American multinational technology company IBM and Stone Ridge Technology, the marketer of high-performance petroleum reservoir simulator Echelon, worked with NVIDIA in reservoir simulation to improve exploration and data output in the oil and gas sectors.
The companies used 60 processors and 120 accelerators, allowing them to exceed previous results using one-tenth the power and 1/100th of the space in a super computing application for oil and gas exploration.
The results aim to transform the price and performance for business critical High Performance Computing (HPC) applications for simulation and exploration.
Energy companies use this kind of computer simulation, dubbed reservoir modeling, to predict the flow of oil, water and natural gas in the subsurface of the earth before they drill, which saves on financial and environmental risks.
A computing system with NVIDIA’s graphics processing units (GPUs) was able to simulate one billion cell models in a fraction of the time, while delivering 10 times the performance and efficiency than legacy central processing unit (CPU) codes. This can save oil and gas companies a lot of money as they search for more resources underground.
“This milestone calculation illuminates the advantages of the Minsky Open Power GPU architecture.” said Sumit Gupta, IBM Vice President, in a statement. “The bottom line is that by running Echelon on Minsky, users can achieve faster run-times using a fraction of the hardware. One recent effort used more than 700,000 processors in a server installation that occupies nearly half a football field. Stone Ridge did this calculation on two racks of IBM machines that could fit in the space of half a ping-pong table.”
A billion-cell simulation is extremely challenging due to the level of detail it seeks to provide. Stone Ridge Technology, maker of the Echelon petroleum reservoir simulation software, completed the billion-cell reservoir simulation in 92 minutes using 30 IBM Open Power servers equipped with 120 NVIDIA Tesla and NVIDIA Tesla P100 GPU accelerators.
“This calculation is a very salient demonstration of the computational capability and density of solution that GPUs offer. That speed lets reservoir engineers run more models and ‘what-if’ scenarios than previously so they can produce oil more efficiently, open up fewer new fields and make responsible use of limited resources” said Vincent Natoli, president of Stone Ridge Technology, in a statement. “By increasing compute performance and efficiency by more than an order of magnitude, we’re democratizing HPC for the reservoir simulation community.”

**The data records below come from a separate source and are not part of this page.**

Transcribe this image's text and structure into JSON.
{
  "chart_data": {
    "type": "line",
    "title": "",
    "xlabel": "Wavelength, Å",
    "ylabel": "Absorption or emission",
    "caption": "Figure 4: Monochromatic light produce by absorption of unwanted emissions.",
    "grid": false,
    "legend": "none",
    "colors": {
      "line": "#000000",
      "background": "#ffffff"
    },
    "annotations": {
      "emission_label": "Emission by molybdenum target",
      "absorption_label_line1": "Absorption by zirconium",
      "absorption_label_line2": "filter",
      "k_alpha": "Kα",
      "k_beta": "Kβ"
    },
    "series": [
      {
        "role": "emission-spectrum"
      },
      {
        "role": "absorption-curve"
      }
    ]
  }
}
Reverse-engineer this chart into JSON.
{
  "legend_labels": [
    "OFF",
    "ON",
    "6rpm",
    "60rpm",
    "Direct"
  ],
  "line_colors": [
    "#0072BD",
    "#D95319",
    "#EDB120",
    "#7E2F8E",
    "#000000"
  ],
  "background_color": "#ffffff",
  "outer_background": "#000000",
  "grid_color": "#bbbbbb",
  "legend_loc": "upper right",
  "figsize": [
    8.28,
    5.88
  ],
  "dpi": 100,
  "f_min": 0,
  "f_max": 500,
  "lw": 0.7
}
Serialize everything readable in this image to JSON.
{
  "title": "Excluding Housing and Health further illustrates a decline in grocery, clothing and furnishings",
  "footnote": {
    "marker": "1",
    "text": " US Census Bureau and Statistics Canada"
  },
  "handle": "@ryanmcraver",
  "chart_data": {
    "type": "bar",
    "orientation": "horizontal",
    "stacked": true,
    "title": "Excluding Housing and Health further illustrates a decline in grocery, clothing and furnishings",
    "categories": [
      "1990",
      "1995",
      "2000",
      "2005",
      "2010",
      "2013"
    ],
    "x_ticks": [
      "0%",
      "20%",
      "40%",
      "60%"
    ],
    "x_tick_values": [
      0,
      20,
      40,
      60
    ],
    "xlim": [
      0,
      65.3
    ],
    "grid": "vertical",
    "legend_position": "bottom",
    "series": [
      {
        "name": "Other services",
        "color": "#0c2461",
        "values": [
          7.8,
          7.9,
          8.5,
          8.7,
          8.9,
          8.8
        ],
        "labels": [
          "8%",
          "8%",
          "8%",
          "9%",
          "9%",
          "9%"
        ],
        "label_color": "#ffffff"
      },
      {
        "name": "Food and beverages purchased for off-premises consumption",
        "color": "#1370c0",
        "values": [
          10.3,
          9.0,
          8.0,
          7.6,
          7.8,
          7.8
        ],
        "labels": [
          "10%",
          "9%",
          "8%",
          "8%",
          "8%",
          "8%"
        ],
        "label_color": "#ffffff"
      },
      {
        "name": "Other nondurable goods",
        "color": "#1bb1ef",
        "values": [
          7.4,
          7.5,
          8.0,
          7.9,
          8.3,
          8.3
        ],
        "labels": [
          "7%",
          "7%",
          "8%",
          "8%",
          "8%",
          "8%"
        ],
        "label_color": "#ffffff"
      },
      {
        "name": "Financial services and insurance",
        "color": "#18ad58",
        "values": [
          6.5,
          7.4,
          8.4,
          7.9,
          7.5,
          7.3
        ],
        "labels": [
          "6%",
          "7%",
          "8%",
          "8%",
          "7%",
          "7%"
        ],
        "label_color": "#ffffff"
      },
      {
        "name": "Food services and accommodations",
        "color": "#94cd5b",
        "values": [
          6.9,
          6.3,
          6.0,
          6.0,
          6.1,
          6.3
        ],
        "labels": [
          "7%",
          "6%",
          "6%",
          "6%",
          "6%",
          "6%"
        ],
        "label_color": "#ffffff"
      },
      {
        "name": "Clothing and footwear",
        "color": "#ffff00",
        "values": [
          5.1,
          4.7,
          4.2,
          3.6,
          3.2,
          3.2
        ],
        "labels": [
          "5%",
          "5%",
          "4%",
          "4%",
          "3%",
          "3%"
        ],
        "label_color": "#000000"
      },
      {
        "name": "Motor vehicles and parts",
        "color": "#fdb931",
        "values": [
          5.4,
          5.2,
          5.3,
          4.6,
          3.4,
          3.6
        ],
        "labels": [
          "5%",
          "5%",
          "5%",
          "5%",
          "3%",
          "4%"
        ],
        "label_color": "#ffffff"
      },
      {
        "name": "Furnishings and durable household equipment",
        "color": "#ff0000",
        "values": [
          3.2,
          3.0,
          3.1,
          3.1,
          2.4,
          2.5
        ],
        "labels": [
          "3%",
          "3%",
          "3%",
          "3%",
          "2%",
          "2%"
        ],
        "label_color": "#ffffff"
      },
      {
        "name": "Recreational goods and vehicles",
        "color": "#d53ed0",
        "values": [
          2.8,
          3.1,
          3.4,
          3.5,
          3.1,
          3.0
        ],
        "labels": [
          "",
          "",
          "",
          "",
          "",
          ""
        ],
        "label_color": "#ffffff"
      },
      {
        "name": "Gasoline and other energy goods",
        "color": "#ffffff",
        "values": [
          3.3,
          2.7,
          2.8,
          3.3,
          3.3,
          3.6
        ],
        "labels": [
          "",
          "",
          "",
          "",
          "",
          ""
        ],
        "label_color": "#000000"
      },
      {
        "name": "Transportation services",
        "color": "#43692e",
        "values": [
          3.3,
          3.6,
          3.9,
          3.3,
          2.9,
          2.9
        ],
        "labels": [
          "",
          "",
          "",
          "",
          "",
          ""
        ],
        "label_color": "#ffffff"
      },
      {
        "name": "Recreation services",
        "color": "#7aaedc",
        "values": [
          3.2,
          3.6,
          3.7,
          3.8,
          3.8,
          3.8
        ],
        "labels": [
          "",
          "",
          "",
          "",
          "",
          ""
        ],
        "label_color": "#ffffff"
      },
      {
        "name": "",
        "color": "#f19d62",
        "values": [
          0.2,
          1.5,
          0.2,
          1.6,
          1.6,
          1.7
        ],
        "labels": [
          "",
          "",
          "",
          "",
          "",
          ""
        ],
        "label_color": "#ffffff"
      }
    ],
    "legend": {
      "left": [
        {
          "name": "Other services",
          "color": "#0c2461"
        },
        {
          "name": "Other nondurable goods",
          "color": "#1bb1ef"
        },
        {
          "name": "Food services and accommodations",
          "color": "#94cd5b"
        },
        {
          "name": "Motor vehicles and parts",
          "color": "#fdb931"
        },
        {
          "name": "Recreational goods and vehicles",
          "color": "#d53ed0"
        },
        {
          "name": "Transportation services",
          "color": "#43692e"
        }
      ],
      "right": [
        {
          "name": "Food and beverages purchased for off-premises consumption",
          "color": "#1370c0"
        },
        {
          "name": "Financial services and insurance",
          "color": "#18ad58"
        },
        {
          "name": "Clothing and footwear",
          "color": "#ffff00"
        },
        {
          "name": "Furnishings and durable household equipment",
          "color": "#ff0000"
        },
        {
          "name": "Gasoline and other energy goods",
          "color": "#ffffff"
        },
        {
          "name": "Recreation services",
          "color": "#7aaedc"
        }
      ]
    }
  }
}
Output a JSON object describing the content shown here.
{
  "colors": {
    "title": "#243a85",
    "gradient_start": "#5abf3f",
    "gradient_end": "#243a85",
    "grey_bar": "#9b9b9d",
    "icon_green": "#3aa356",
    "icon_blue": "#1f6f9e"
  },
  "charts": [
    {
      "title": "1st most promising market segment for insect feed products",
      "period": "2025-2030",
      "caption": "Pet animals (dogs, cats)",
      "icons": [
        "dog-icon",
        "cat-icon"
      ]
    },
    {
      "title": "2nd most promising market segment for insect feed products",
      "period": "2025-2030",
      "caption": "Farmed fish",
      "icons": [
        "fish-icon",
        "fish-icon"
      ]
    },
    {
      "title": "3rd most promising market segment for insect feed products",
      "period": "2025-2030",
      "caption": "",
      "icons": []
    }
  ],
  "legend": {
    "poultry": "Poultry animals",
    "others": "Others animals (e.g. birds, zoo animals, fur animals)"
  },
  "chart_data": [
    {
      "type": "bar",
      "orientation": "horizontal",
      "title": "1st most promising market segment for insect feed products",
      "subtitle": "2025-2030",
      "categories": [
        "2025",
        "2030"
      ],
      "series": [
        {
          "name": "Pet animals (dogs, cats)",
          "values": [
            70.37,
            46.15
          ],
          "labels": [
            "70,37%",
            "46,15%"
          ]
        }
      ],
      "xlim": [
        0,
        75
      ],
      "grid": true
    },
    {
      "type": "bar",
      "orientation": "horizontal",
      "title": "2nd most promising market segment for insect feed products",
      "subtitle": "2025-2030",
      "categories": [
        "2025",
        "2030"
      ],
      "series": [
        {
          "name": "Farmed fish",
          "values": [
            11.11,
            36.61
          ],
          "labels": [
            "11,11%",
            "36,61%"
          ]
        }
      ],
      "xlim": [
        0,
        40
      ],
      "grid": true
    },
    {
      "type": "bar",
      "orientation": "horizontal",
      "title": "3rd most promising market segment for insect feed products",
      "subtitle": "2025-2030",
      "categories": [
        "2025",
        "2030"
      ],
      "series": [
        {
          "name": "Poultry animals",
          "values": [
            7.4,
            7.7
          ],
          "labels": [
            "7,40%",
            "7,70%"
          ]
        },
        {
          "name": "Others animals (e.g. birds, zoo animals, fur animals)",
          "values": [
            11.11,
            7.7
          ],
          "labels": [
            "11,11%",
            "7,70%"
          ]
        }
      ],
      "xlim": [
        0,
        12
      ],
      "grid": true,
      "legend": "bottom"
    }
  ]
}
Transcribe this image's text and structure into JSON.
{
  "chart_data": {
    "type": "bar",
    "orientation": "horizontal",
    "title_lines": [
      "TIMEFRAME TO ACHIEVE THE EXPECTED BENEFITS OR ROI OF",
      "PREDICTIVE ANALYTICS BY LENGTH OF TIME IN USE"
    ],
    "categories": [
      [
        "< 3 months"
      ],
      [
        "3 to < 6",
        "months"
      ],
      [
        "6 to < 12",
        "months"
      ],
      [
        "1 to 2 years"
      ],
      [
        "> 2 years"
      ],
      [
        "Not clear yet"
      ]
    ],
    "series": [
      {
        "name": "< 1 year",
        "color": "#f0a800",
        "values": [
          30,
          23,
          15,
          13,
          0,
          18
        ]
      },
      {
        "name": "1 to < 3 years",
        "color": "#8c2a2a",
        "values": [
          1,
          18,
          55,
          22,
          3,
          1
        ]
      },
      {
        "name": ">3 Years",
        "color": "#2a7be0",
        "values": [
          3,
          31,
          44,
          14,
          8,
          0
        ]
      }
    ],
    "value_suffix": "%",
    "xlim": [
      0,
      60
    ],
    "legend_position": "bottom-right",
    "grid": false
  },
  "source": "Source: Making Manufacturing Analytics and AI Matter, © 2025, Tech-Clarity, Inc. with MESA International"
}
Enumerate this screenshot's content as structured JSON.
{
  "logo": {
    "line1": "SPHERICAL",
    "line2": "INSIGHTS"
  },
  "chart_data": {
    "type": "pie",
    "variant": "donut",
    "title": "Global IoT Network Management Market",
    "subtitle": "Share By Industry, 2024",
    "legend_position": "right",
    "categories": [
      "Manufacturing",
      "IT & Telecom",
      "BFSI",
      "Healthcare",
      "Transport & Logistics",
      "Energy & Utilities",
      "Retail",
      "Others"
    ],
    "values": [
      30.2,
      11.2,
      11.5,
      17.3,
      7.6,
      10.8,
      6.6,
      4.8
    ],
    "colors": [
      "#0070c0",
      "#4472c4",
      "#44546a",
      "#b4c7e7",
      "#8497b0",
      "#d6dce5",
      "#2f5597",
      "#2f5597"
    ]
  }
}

IBM said that the latest advance challenges misconceptions that GPUs could not be efficient on complex application codes like reservoir simulators and are better suited to simple, more naturally parallel applications such as seismic imaging.
“The energy industry was among the first to adopt GPUs for numerical modeling, using them to accelerate seismic processing,” said Marc Hamilton, vice president at NVIDIA, in a statement. “They are now making a powerful impact on reservoir simulation, and we expect this to drive further efforts to utilize GPUs for other computationally intense workflows in the oil and gas sector.”